Motion Planning Deep Learning. Typical TAMP problems are formalized by combining reasoning on a symbolic discrete level eg. State-of-the-art motion planners cannot scale to a large number of systems. Recent works present deep reinforcement learning as a framework to model the complex interactions and cooperation. A wide range of techniques in Machine Learning itself have been developed and this article de-scribes one of these fields Deep Reinforcement Learning DRL.
However while instinctive to humans socially compliant navigation is still difficult. For example training separate networks for object detection motion prediction path planning etc. Multi-Agent Motion Planning using Deep Learning for Space Applications. Students will be challenged to work on real-world robotics problems and develop deeper knowledge by reflecting on and formally evaluating their results. This approach is used by Lyft Tesla etc.

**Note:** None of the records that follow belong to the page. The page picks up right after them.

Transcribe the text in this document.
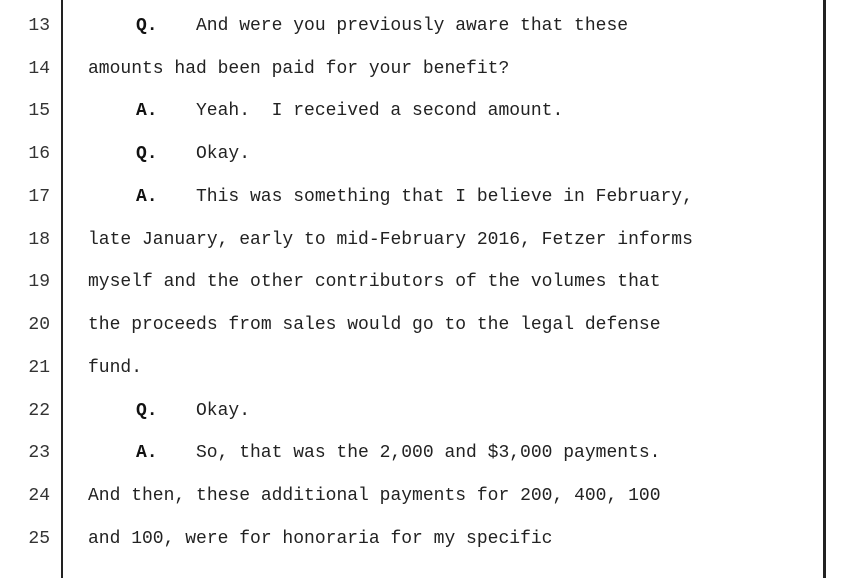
13	Q. And were you previously aware that these
14 amounts had been paid for your benefit?
15	A. Yeah.  I received a second amount.
16	Q. Okay.
17	A. This was something that I believe in February,
18 late January, early to mid-February 2016, Fetzer informs
19 myself and the other contributors of the volumes that
20 the proceeds from sales would go to the legal defense
21 fund.
22	Q. Okay.
23	A. So, that was the 2,000 and $3,000 payments.
24 And then, these additional payments for 200, 400, 100
25 and 100, were for honoraria for my specific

An RL based complex motion planning for an industrial robot is presented in 11.
When applied to grasp-optimized motion planning the results suggest that deep learning can reduce the computation time by two orders of magnitude 300 from 29 s.

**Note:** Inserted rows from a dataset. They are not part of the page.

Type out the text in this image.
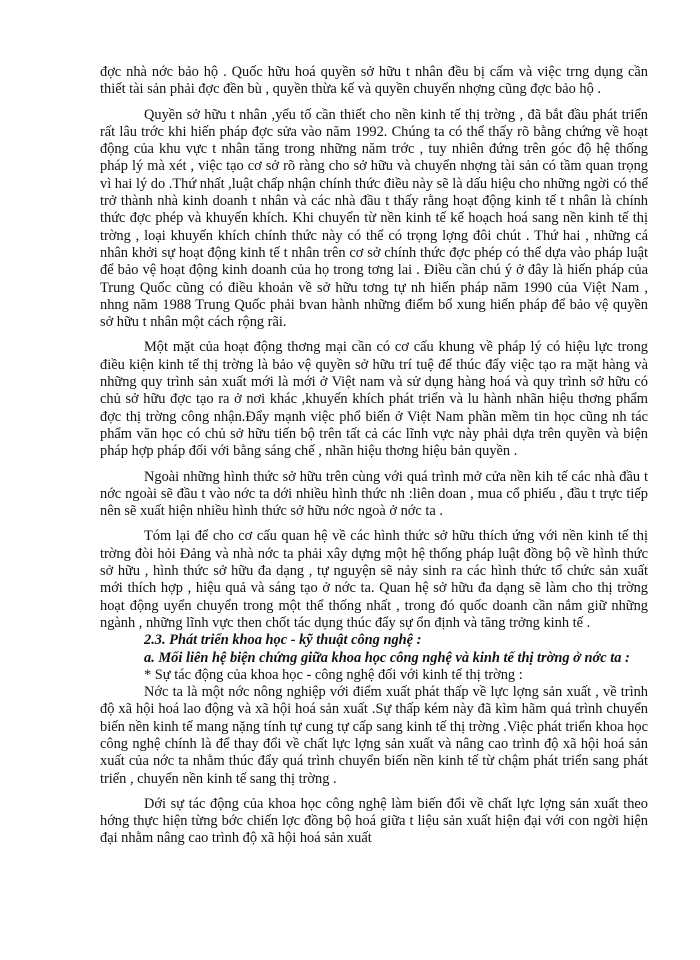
đợc nhà nớc bảo hộ . Quốc hữu hoá quyền sở hữu t nhân đều bị cấm và việc trng dụng cần thiết tài sản phải đợc đền bù , quyền thừa kế và quyền chuyển nhợng cũng đợc bảo hộ .

Quyền sở hữu t nhân ,yếu tố cần thiết cho nền kinh tế thị trờng , đã bắt đầu phát triển rất lâu trớc khi hiến pháp đợc sửa vào năm 1992. Chúng ta có thể thấy rõ bằng chứng về hoạt động của khu vực t nhân tăng trong những năm trớc , tuy nhiên đứng trên góc độ hệ thống pháp lý mà xét , việc tạo cơ sở rõ ràng cho sở hữu và chuyển nhợng tài sản có tầm quan trọng vì hai lý do .Thứ nhất ,luật chấp nhận chính thức điều này sẽ là dấu hiệu cho những ngời có thể trở thành nhà kinh doanh t nhân và các nhà đầu t thấy rằng hoạt động kinh tế t nhân là chính thức đợc phép và khuyến khích. Khi chuyển từ nền kinh tế kế hoạch hoá sang nền kinh tế thị trờng , loại khuyến khích chính thức này có thể có trọng lợng đôi chút . Thứ hai , những cá nhân khởi sự hoạt động kinh tế t nhân trên cơ sở chính thức đợc phép có thể dựa vào pháp luật để bảo vệ hoạt động kinh doanh của họ trong tơng lai . Điều cần chú ý ở đây là hiến pháp của Trung Quốc cũng có điều khoản về sở hữu tơng tự nh hiến pháp năm 1990 của Việt Nam , nhng năm 1988 Trung Quốc phải bvan hành những điểm bổ xung hiến pháp để bảo vệ quyền sở hữu t nhân một cách rộng rãi.

Một mặt của hoạt động thơng mại cần có cơ cấu khung về pháp lý có hiệu lực trong điều kiện kinh tế thị trờng là bảo vệ quyền sở hữu trí tuệ để thúc đẩy việc tạo ra mặt hàng và những quy trình sản xuất mới là mới ở Việt nam và sử dụng hàng hoá và quy trình sở hữu có chủ sở hữu đợc tạo ra ở nơi khác ,khuyến khích phát triển và lu hành nhãn hiệu thơng phẩm đợc thị trờng công nhận.Đẩy mạnh việc phổ biến ở Việt Nam phần mềm tin học cũng nh tác phẩm văn học có chủ sở hữu tiến bộ trên tất cả các lĩnh vực này phải dựa trên quyền và biện pháp hợp pháp đối với bằng sáng chế , nhãn hiệu thơng hiệu bản quyền .

Ngoài những hình thức sở hữu trên cùng với quá trình mở cửa nền kih tế các nhà đầu t nớc ngoài sẽ đầu t vào nớc ta dới nhiều hình thức nh :liên doan , mua cổ phiếu , đầu t trực tiếp nên sẽ xuất hiện nhiều hình thức sở hữu nớc ngoà ở nớc ta .

Tóm lại để cho cơ cấu quan hệ về các hình thức sở hữu thích ứng với nền kinh tế thị trờng đòi hỏi Đảng và nhà nớc ta phải xây dựng một hệ thống pháp luật đồng bộ về hình thức sở hữu , hình thức sở hữu đa dạng , tự nguyện sẽ nảy sinh ra các hình thức tổ chức sản xuất mới thích hợp , hiệu quả và sáng tạo ở nớc ta. Quan hệ sở hữu đa dạng sẽ làm cho thị trờng hoạt động uyển chuyển trong một thể thống nhất , trong đó quốc doanh cần nắm giữ những ngành , những lĩnh vực then chốt tác dụng thúc đẩy sự ổn định và tăng trởng kinh tế .

2.3. Phát triển khoa học - kỹ thuật công nghệ :

a. Mối liên hệ biện chứng giữa khoa học công nghệ và kinh tế thị trờng ở nớc ta :

* Sự tác động của khoa học - công nghệ đối với kinh tế thị trờng :

Nớc ta là một nớc nông nghiệp với điểm xuất phát thấp về lực lợng sản xuất , về trình độ xã hội hoá lao động và xã hội hoá sản xuất .Sự thấp kém này đã kìm hãm quá trình chuyển biến nền kinh tế mang nặng tính tự cung tự cấp sang kinh tế thị trờng .Việc phát triển khoa học công nghệ chính là để thay đổi về chất lực lợng sản xuất và nâng cao trình độ xã hội hoá sản xuất của nớc ta nhằm thúc đẩy quá trình chuyển biến nền kinh tế từ chậm phát triển sang phát triển , chuyển nền kinh tế sang thị trờng .

Dới sự tác động của khoa học công nghệ làm biến đổi về chất lực lợng sản xuất theo hớng thực hiện từng bớc chiến lợc đồng bộ hoá giữa t liệu sản xuất hiện đại với con ngời hiện đại nhằm nâng cao trình độ xã hội hoá sản xuất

We aim to transform how college students learn robotics by offering a motion planning curriculum that enhances deep learning and is supported by OMPLapp an integrated software environment. This piqued my curiosity and I started reading. First-order logic with continuous motion planning such as nonlinear trajectory optimization. State-of-the-art motion planners cannot scale to a large number of systems. The paper provides insight into the hierarchical motion planning. Ive been teaching myself machine learning for the past few years and had read about DeepMinds impressive work DQN when it first came out.